For my part, I see both sides of the political battle being waged in a spirit of fear. Fear that Christian moralists will impose their values on everyone through government mandate (unless of course that tends to involve all the pop social justice issues, in which case all such government imposed values are welcomed) and then also fear of secular egalitarians imposing their version of enlightenment on the less enlightened homes of the traditionally religious. Some Christians think they are nuanced by aligning themselves with the issues of those in the former camp, while others entrench themselves in the latter and fight to save society from becoming further corrupted to the point that it will bring forth a government they must fear. I've made no secret of the fact that I am sympathetic to the fears of egalitarians imposing their enlightened views upon me or my family, but this is largely because I think I can see this great political battle happening before us and I see that they are fighting over who will have control. And this grand prize of control ought to worry us all. Not just that one side will win, but that from the beginning they perceive legitimate value in the object they fight over! If that object had no real value, in other words: if there were no reality to the belief that government needs to oversee every aspect of our lives (what we eat, what we drink, how we raise our kids, what sort of healthcare we provide for ourselves, what sorts of cars we drive, who we marry) then there would be no point to this great political/culture war at all!

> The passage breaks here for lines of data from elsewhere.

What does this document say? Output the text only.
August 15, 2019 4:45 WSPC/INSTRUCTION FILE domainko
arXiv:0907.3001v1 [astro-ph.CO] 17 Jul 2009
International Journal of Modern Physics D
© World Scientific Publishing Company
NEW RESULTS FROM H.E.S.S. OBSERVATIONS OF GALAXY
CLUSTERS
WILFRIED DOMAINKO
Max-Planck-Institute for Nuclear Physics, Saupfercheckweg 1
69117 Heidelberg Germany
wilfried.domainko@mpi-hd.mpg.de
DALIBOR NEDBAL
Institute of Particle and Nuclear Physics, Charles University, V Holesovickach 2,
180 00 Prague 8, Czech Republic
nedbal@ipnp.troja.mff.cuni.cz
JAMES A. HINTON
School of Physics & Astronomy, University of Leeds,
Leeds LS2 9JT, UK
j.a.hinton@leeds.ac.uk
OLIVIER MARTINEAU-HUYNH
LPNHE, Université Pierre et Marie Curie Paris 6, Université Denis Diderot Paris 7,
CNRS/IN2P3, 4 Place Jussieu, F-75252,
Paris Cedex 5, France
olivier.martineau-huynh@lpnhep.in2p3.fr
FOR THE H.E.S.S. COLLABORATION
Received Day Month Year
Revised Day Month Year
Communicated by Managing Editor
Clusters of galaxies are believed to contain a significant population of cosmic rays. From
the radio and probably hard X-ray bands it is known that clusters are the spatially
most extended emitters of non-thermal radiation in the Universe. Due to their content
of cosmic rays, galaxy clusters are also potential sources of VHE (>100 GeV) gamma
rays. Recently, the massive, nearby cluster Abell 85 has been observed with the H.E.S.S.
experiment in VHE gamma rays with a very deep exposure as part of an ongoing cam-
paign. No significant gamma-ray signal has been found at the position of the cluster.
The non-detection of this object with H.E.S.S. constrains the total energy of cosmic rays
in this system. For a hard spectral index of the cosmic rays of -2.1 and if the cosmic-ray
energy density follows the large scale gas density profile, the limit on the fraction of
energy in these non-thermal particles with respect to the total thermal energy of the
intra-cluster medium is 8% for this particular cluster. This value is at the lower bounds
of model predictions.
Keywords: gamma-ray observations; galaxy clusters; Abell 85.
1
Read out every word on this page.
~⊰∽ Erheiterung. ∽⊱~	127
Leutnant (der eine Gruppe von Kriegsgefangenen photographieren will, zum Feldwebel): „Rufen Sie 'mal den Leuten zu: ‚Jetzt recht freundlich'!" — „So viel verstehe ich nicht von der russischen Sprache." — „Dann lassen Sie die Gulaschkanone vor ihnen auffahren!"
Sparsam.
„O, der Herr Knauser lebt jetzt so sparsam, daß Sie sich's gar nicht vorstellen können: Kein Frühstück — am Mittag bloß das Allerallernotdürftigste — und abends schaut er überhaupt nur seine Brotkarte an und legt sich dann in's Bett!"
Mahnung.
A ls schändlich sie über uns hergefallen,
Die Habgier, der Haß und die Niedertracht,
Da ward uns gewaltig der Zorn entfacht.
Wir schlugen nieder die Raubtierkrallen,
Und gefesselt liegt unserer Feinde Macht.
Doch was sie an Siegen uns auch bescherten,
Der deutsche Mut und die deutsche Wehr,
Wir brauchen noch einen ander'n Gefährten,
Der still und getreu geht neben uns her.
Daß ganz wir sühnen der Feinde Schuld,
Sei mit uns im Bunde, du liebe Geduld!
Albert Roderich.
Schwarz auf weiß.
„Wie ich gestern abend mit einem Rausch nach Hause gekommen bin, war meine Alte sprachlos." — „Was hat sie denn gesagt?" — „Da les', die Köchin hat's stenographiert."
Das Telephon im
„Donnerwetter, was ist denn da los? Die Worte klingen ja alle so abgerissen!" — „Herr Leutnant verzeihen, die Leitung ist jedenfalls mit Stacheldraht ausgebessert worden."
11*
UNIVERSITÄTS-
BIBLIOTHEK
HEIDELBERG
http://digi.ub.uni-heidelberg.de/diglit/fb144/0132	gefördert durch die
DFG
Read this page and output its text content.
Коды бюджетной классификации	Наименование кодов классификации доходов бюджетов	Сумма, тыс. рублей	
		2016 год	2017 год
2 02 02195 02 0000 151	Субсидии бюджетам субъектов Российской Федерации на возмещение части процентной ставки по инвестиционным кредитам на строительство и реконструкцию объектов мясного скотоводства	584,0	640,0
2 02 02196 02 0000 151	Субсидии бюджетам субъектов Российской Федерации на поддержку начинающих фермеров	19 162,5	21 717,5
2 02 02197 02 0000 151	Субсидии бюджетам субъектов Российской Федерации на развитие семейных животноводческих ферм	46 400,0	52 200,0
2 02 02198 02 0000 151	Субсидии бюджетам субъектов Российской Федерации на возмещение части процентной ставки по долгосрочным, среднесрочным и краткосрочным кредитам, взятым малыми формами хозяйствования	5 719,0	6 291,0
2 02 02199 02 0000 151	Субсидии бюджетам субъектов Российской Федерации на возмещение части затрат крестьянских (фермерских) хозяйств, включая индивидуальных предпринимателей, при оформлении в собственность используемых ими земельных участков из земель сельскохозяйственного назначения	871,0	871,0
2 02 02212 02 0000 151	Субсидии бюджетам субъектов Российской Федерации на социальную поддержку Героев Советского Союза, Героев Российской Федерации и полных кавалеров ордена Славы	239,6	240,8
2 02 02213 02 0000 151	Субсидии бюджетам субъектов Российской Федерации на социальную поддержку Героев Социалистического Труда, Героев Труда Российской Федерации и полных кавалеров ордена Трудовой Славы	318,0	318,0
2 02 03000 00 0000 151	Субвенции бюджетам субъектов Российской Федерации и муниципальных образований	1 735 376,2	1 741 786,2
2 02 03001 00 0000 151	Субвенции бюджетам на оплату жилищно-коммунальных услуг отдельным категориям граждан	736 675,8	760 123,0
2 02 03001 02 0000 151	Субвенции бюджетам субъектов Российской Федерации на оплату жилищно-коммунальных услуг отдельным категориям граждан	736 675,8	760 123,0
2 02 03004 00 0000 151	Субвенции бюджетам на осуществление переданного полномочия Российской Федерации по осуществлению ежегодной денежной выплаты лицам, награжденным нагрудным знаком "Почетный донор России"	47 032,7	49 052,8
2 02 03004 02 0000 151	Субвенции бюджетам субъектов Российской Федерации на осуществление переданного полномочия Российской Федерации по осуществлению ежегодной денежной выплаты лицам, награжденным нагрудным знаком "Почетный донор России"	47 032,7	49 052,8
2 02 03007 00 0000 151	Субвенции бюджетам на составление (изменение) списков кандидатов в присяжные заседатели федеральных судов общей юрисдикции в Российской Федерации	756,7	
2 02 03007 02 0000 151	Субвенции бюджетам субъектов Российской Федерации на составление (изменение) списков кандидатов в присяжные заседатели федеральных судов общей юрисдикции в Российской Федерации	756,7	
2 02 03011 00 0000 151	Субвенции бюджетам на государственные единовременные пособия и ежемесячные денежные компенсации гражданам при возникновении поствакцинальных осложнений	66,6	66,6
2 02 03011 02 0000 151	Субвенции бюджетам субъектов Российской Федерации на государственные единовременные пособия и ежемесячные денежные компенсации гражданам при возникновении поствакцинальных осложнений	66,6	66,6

Of course there would still be fights on a smaller scale, but I don't think it would be this seemingly unending apocalyptic battle that has left public debate and campaigns in such a comedic state that I wonder why anyone bothers to follow elections anymore! I know I’m largely done watching them.
If nothing else, let's not bring Jesus into this – except to the same degree that we are willing to do more than put out a yard sign and vote. If you want to effect change (such as helping the poor) get off your duff and volunteer for a charity, or write your own check. But don't tell me that Jesus wants me to have the government force other people to provide for the poor, because next I'll expect you to tell me He also wants a definitive governmental ban on gay marriage, He wants murder charges against abortion doctors, He wants divorce laws tightened up BIG TIME, He wants porn made illegal, he wants lust made illegal, and for certain He wants mandatory prayer in schools...etc etc. It never ends…so stop picking and choosing.
You are, of course, welcome to believe that government's ought to provide a vast array of services to people...just don't label it Christian, please?
UPDATE: Obama says: "We are God's partners in matters of life and death" to a group of Rabbis with regard to the health care reform bill. I fear that "god talk" on this has only just begun.
Mr. President you are right, we are God's partners in matters of life and death...just not at all in the way that you think.
...offered by Dn. James Ferrenberg, a sinner at 10:00 PM [+] +++
FWIW, I have long been opposed to "faith-based initiatives," on the grounds that that's *not* what faith is about. Your own faith can stimulate you to one side or the other, or to neither, but to serve at the local soup kitchen and say, "That's what faith is all about" -- uh, nope.